A lot of things make Harley Fetterman different from other kids.
"I'm just, um, weired, accidental," Harley said.
Harley is 11 and 3/4's years old. He's fired up about life and likes to pick on his dad.
Diagnosed at 5 years old, Harley's spent most of his life fighting brain cancer. He's been through two rounds of chemotherapy and has the scars to prove it.
"That's where they put the portocath in and took it out. They put the chemo in there," Harley said.
That didn't work, so he needed surgery to remove the tumor.

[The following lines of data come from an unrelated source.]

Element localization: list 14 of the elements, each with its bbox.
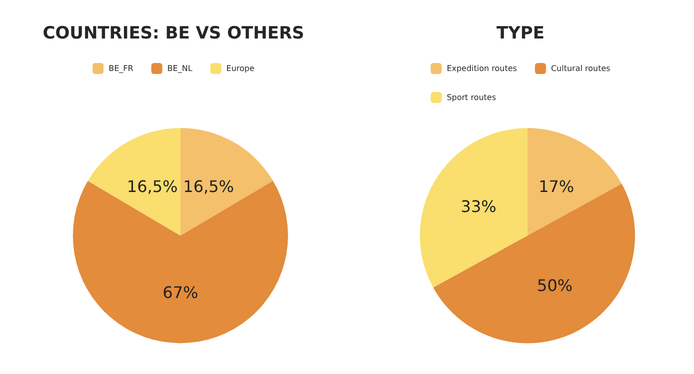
- data-label: 33%: [460, 197, 496, 216]
- data-label: 67%: [162, 282, 198, 302]
- data-label: 16,5%: [126, 176, 178, 196]
- data-label: 16,5%: [183, 176, 234, 196]
- legend-label: Sport routes: [446, 93, 496, 102]
- legend-label: Europe: [226, 64, 254, 73]
- chart-title: TYPE: [496, 24, 544, 44]
- data-label: 50%: [537, 276, 573, 295]
- data-label: 17%: [538, 177, 574, 196]
- legend-label: BE_FR: [108, 64, 134, 73]
- chart-title: COUNTRIES: BE VS OTHERS: [42, 24, 304, 44]
- legend-label: BE_NL: [167, 64, 193, 73]
- legend-label: Cultural routes: [550, 64, 610, 73]
- legend-label: Expedition routes: [446, 64, 517, 73]
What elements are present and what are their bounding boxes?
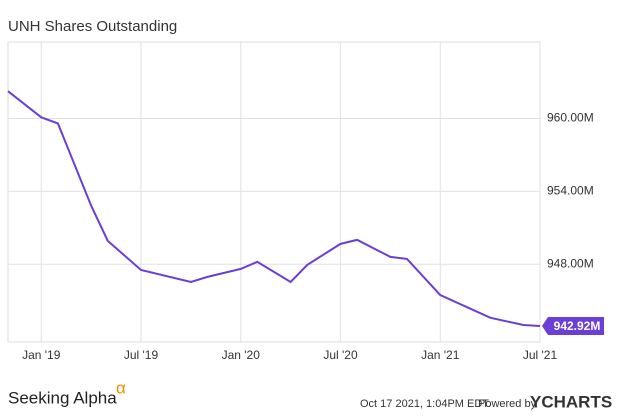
line [7, 90, 541, 327]
powered-by: Powered by [478, 398, 537, 410]
chart-title: UNH Shares Outstanding [8, 18, 177, 35]
value-label: 942.92M [554, 319, 601, 333]
x-tick-label: Jan '19 [22, 348, 61, 362]
x-tick-label: Jul '21 [523, 348, 558, 362]
y-tick-label: 960.00M [547, 111, 594, 125]
brand-symbol: α [116, 378, 126, 397]
plot-frame [7, 41, 541, 343]
value-label-box [542, 316, 604, 335]
brand: Seeking Alpha [8, 388, 117, 407]
y-tick-label: 948.00M [547, 256, 594, 270]
x-tick-label: Jan '21 [421, 348, 460, 362]
y-tick-label: 954.00M [547, 184, 594, 198]
x-tick-label: Jan '20 [222, 348, 261, 362]
provider: YCHARTS [530, 392, 612, 411]
timestamp: Oct 17 2021, 1:04PM EDT. [360, 398, 491, 410]
x-tick-label: Jul '20 [323, 348, 358, 362]
x-tick-label: Jul '19 [124, 348, 159, 362]
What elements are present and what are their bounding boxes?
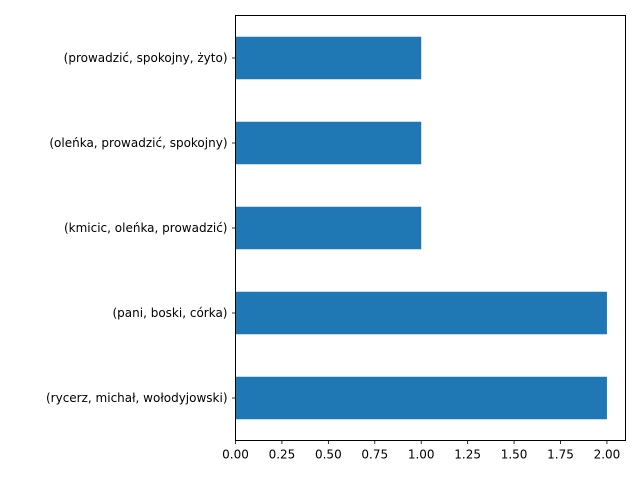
y-tick-label: (kmicic, oleńka, prowadzić) [64, 221, 228, 235]
x-axis: 0.00 0.25 0.50 0.75 1.00 1.25 1.50 1.75 2.00 [222, 440, 621, 462]
x-tick-label: 0.25 [269, 448, 296, 462]
y-tick-label: (oleńka, prowadzić, spokojny) [49, 136, 227, 150]
y-tick-label: (prowadzić, spokojny, żyto) [64, 51, 228, 65]
x-tick-label: 1.50 [501, 448, 528, 462]
x-tick-label: 0.50 [315, 448, 342, 462]
x-tick-label: 0.75 [361, 448, 388, 462]
plot-frame [235, 15, 626, 441]
bar [235, 376, 607, 420]
x-tick-label: 1.00 [408, 448, 435, 462]
bar [235, 206, 422, 250]
x-tick-label: 2.00 [594, 448, 621, 462]
x-tick-label: 1.25 [454, 448, 481, 462]
bar [235, 36, 422, 80]
x-tick-label: 1.75 [547, 448, 574, 462]
bar [235, 291, 607, 335]
y-axis: (rycerz, michał, wołodyjowski) (pani, bos… [46, 51, 236, 405]
bar [235, 121, 422, 165]
x-tick-label: 0.00 [222, 448, 249, 462]
y-tick-label: (rycerz, michał, wołodyjowski) [46, 391, 228, 405]
bars-group [235, 36, 607, 420]
y-tick-label: (pani, boski, córka) [113, 306, 228, 320]
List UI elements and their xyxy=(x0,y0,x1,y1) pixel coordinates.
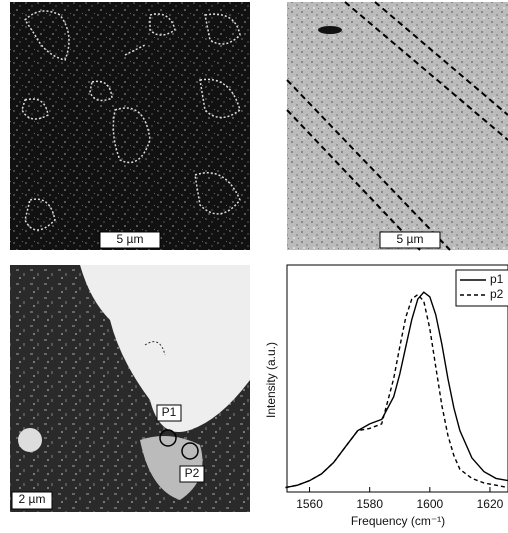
point-label: P2 xyxy=(185,466,200,480)
page: {"panels": [ {"scale_bar": "5 µm"}, {"sc… xyxy=(0,0,508,533)
point-label: P1 xyxy=(162,405,177,419)
panel-image-1: 5 µm xyxy=(10,2,250,250)
legend-label: p1 xyxy=(490,272,504,286)
x-tick-label: 1560 xyxy=(296,497,323,511)
panel-image-2: 5 µm xyxy=(287,2,508,250)
legend-label: p2 xyxy=(490,287,504,301)
scale-bar-label: 5 µm xyxy=(117,232,144,246)
x-tick-label: 1600 xyxy=(416,497,443,511)
x-tick-label: 1620 xyxy=(477,497,504,511)
scale-bar-label: 2 µm xyxy=(19,492,46,506)
x-axis-label: Frequency (cm⁻¹) xyxy=(351,514,445,528)
panel-image-3: P1 P2 2 µm xyxy=(10,265,250,512)
scale-bar-label: 5 µm xyxy=(397,232,424,246)
figure: 5 µm 5 µm P1 P2 2 µm Intensity (a.u.) Fr… xyxy=(0,0,508,533)
x-tick-label: 1580 xyxy=(356,497,383,511)
y-axis-label: Intensity (a.u.) xyxy=(264,342,278,418)
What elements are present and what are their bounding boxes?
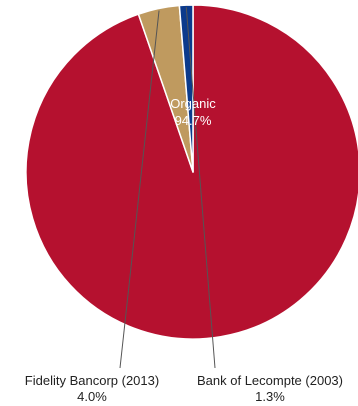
slice-label-lecompte: Bank of Lecompte (2003) bbox=[197, 373, 343, 388]
leader-line-lecompte bbox=[185, 7, 216, 369]
slice-value-organic: 94.7% bbox=[175, 113, 212, 128]
slice-value-fidelity: 4.0% bbox=[77, 389, 107, 404]
slice-label-organic: Organic bbox=[170, 96, 216, 111]
slice-label-fidelity: Fidelity Bancorp (2013) bbox=[25, 373, 159, 388]
leader-line-fidelity bbox=[119, 10, 160, 369]
slice-organic bbox=[25, 4, 358, 340]
pie-slices bbox=[25, 4, 358, 340]
slice-value-lecompte: 1.3% bbox=[255, 389, 285, 404]
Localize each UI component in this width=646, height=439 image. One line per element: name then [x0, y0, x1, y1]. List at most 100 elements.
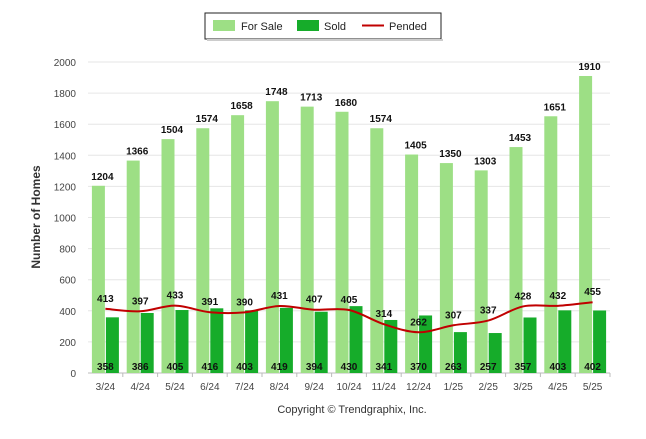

"And then they noticed it was growing again," Harley said.
So he had another round of brain surgery and has the scars to prove it -- not that he minds.
"But hey, I"m cool with that," Harley said. "Chicks dig scars and I have plenty to show for it."
Now he's blind in one eye and nearly blind in the other, but he has a good grasp on his senses and has mastered braille.
He's at Dell Children's Medical Center in the Blood and Cancer Center -- feeling his way through the creation of a villain cape.
"Villains are always cool, y'know," he said.
It's part of Superhero Kids Day, a new volunteer program that recognizes the strength and determination of young survivors and patients fighting pain, exhaustion and fear. Harley's cancer's been in remission since October, and he's fearless.
When he comes to the Blood and Cancer Center, he's a shoulder to lean on, someone who understands.
Parker Yax is almost seven years old. After extreme headaches and vomiting, doctors diagnosed brain cancer two years ag.
Now he's in chemotherapy and gets blood transfusions every six weeks.
Fighting through it all, friends and family gave him a new name -- Super Parker.
Very few kids have to go through this, so it's nice when they meet someone who gets it, someone who spreads brightness.
"I think I'm normally that way," Harley said.
That's essential to fighting a dark disease.
"Y'know, hold on and it'll be alright," Harley said.
Exactly what young patients need to hear and believe from someone who's made it.